As of early last night, there was still no word on whether President Aquino had accepted the resignation of Nonnatus Rojas as director of the National Bureau of Investigation. There were reports that high officials wanted the resignation not of Rojas but of certain other NBI officials suspected of coddling businesswoman Janet Lim-Napoles.
Justice Secretary Leila de Lima, whose department has jurisdiction over the NBI, urged deputy NBI directors to follow the example of Rojas. One deputy director heeded her call.
This flap should lead to a thorough housecleaning in a bureau that has had its own share of scandals in recent years. The NBI is usually called in when the impartiality of other government agencies cannot be guaranteed in investigating their own officials or employees.
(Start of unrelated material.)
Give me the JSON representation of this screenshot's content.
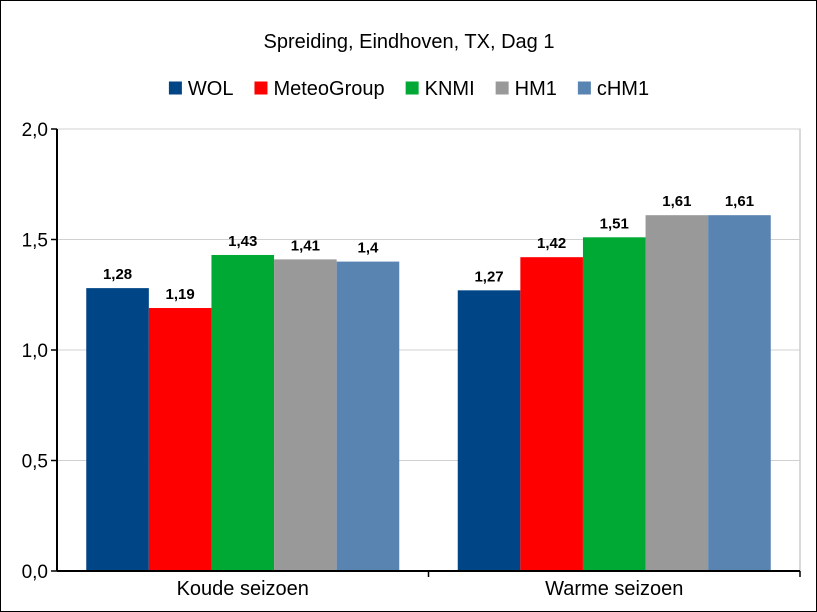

The NBI also handles special cases involving organized crime. It has its own forensics section and a special unit for cyber crimes.
Considering the importance of the cases assigned to the bureau, competence and integrity are essential to the NBI. In the hunt for Napoles, who was ordered arrested on charges of serious illegal detention, many stories about the NBI manhunt came out, with several key details turning out to be erroneous or, as some quarters suspect, deliberately leaked to mislead the public. When Napoles finally turned up, both her camp and Malacañang expressed mistrust of certain elements in the NBI.
That mistrust prompted the resignation of Rojas. Whether or not the supposedly irrevocable resignation is accepted by the President, the incident should lead to a housecleaning in the bureau. Even if the mistrust was misplaced and there was a serious effort to find Napoles, the NBI appears to have looked at the wrong places and its manhunt was a flop. At the very least, this calls for better training and sleuthing among its agents. Rather than take offense, the NBI should see this as a challenge to improve professionalism within its ranks.